Me despido, agitado de excitación. Cuéntame cómo te va, allá en donde el cielo es más grande. Dos besos.
Te piensa S.
P.D: ¿Y qué más?
ADVERTENCIA PARA MI DESTINATARIO ORIGINAL
Te escribo todo esto, no esperando adueñarme por completo de tu mente y que solo pienses para pensar en mí, sería un acto de egoísmo cruel. Yo quiero que la estés pasando bien y haciendo las cosas que te proponías para tu viaje. Yo hago lo propio aquí. Pero de vez en cuando me tomo mi tiempo, porque me nace, para escribirte; no espero que esta acción sea recíproca: no pido la luna, acaso un poco de tu atención. Que te tomes unos minutos para leer estas melancólicas misivas, y que te vayas a la cama con una sonrisa —espero tener aún el poder de sacarte alguna—, con plena conciencia de que alguien te piensa como yo: con intensidad, con drama, con poesía. Lograste trascender en la vida de otro sujeto, la mía. Aterrizaste, quizá por accidente, quizá de emergencia y no quiero que te vayas sin que sepas lo que dejas atrás. Lo que menos que otra cosa deseo es sofocarte y es por eso que redacto en este formato y no te envió unos sencillos mensajes con máscaras amarillas, esos arlequines que nunca transmitirán emociones con la ferocidad con la que lo hace un enunciado. Estas cartas escritas con lentitud pensativa, reflexiva, buscan la precisión en cada palabra, en cada párrafo. Con intención de que las percibas no como debilidad sino como fortaleza; porque esto soy yo, así es como destaco, es lo que te puedo ofrecer y si mi estilo no te gusta o lo encuentras banal, anticuando, no tengo parte en esta relación.
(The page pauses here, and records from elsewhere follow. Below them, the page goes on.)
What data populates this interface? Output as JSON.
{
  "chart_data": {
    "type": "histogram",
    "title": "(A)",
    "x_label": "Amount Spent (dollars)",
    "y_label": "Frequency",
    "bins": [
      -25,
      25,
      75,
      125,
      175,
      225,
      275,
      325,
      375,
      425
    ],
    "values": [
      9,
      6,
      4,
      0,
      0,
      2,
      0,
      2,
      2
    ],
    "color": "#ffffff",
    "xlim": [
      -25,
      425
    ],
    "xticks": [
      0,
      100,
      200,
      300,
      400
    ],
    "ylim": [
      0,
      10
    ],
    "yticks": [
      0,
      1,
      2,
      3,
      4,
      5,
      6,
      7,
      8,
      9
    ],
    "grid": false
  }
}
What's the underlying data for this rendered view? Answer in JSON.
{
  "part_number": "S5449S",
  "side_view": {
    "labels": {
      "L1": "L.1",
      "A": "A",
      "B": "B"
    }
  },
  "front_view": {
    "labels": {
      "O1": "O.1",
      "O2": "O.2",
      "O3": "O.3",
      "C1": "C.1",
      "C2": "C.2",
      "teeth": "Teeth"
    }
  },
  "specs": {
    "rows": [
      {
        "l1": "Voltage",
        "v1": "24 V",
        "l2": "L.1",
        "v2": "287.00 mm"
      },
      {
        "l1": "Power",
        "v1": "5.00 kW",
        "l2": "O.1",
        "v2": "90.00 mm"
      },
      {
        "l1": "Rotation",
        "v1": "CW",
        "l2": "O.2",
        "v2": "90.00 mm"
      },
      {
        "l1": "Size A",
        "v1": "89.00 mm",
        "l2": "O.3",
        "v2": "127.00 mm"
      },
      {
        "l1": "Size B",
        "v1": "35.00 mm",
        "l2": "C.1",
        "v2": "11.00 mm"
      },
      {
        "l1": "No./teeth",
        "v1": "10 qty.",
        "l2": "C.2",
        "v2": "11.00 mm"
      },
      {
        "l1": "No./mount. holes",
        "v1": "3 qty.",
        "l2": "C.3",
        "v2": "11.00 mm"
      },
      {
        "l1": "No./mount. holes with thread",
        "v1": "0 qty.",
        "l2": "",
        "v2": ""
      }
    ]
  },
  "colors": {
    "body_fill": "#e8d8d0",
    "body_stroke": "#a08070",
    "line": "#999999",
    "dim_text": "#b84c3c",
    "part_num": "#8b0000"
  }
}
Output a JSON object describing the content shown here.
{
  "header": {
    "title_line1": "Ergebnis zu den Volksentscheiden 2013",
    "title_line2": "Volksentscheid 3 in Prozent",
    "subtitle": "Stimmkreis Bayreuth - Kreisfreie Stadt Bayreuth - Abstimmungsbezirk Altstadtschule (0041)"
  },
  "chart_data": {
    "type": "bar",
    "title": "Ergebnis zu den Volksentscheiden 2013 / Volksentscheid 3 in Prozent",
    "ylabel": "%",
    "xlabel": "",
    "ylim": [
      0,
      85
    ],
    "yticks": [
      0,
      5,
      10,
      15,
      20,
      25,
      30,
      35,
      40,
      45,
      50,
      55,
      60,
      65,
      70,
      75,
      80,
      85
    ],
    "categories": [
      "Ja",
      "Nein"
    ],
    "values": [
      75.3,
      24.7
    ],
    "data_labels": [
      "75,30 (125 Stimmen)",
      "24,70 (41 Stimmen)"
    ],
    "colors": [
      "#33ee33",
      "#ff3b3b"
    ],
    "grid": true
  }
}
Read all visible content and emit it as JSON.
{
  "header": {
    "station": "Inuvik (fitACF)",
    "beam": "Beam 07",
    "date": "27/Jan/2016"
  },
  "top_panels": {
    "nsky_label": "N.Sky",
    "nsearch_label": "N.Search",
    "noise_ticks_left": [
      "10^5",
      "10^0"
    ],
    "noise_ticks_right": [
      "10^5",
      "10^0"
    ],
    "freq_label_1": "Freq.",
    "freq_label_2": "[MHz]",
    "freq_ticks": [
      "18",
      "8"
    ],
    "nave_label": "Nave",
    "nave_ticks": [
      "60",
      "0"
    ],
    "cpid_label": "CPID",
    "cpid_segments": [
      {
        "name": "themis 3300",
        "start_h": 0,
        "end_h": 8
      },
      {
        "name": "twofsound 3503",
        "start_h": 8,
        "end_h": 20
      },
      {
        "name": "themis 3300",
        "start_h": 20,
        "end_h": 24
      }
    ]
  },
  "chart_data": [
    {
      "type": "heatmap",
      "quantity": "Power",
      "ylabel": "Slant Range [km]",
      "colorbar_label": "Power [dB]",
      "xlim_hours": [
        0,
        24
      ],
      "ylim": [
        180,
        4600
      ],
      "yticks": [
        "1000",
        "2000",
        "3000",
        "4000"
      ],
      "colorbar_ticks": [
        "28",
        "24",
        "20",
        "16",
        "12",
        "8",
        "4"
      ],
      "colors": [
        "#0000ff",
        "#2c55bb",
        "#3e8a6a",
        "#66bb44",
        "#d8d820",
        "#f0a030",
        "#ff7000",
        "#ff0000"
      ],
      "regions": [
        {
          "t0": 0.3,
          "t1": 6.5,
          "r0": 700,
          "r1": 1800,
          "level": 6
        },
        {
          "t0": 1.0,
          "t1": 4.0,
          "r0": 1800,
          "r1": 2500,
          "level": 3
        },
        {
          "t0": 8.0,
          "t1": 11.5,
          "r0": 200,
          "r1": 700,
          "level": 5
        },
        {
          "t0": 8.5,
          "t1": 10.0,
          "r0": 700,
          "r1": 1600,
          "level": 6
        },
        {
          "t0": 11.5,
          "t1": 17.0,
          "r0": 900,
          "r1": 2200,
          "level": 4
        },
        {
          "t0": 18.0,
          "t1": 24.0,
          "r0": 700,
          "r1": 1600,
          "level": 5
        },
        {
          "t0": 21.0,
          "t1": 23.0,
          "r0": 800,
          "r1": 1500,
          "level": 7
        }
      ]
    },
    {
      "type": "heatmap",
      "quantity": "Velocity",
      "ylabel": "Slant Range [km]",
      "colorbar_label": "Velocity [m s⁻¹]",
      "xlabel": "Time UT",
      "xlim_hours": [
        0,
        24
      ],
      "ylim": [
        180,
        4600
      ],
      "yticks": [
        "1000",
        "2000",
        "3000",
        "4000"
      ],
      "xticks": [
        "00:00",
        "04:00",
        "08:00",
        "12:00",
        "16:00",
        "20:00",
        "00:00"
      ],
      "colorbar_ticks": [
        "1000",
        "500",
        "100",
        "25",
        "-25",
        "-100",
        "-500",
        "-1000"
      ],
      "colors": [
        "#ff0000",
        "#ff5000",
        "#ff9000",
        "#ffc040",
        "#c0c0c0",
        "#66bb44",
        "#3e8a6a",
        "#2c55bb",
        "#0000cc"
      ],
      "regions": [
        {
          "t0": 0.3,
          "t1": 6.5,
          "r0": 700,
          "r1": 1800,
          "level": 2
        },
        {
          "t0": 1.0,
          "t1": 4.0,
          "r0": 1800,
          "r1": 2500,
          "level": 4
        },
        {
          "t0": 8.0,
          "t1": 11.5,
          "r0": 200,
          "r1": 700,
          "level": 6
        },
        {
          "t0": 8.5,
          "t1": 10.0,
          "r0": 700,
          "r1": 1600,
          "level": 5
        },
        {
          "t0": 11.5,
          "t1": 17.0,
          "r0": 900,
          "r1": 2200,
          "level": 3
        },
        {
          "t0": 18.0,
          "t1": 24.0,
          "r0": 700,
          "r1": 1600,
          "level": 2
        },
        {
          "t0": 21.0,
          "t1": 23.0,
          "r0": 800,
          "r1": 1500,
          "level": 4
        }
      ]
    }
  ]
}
Me rebelo contra ti de esta manera, intentando llegarte, robando y apoderándome de tu pensamiento para que te acuerdes un poquito de mí, de lo que pude o podré ser.
Mayo, 2018
Cuatro Veces Heroica Puebla de Zaragoza a 3 de junio de 2018
Emilio:
Quiero consumirme en la lumbre de tus ojos.
Hoy desperté en la madrugada, estaba ardiendo de calor, dormitaba todavía. La iluminación lunar le daba a los muebles un destello plata apenas perceptible y la atmósfera se sentía canicular. Mi corazón latía veloz y tenía la sensación de alas en el estómago. Entonces comprendí que me privó del sueño una necesidad, también pude adivinar cuál era aquella, de naturaleza instintiva, una prueba: me había despertado en mitad de la noche.
Mis muslos temblaban, los parpados pesaban de sueño, pero al instante de cerrarlos algo estaba obligándome a permanecer despierto. Noté —mis mejillas se ruborizan de pensar en lo que voy a referir— que Príapo estaba levantado, un peso desconocido lo apretaba. Lentamente, en completa sincronía con mi cuerpo, pasé a un estado —por poner un adjetivo— elevado, no habría podido comunicar con palabras qué quería, pero sin duda lo sabía. El trabajo de vaivén hacia lo suyo a un ritmo constante, poco a poco se agitaba y se apresuraba. Mi mente en vorágine concupiscente recreaba tu imagen con tanta veracidad que parecías estar en físico sobre mí. En un instante cercano a la cima del placer, mi mano derecha estranguló mi cuello mecánicamente, acción de lo más extraña porqué no es lo acostumbrado, quizá influenciado por algo que ví en alguna parte. Descargado, parecióme que una tranquilidad se acostó sobre mi pecho. Cerré los ojos y volví a mi sueño en un segundo.
“Quiero estar a tu lado, quiero abrazarte, quiero hacerte mil caricias, quiero consumirme en la lumbre de tus ojos” le escribió José Clemente Orozco a la niña Refugio de doce años, al través de muchas cartas la persigue y la acosa con su obsesión ¿Estos textos te molestan a ti? Espero ser más considerado que el pintor. Un fuerte abrazo.
S.
P.D: ¿Y qué más?
Pasa el tiempo y te amo más, aunque de modo diferente. Amo tu recuerdo y de haberlo hecho tan puramente en el tiempo en que te conocí, jamás habría permitido que lo nuestro existiera bajo la marca del perjurio. No me perdono habernos llevado a tal deslealtad, aunque al hacerlo te hubiese estado amando con todas mis fuerzas. Fui un necio. Necio y mil veces necio. Tú no merecías ser la amante. Él no merecía tus engaños. Yo no merecía tu amor. Nos fallé terriblemente... Y me pesará por el resto de mis días.
—En una carta jamás enviada, Ca. MMXXIII.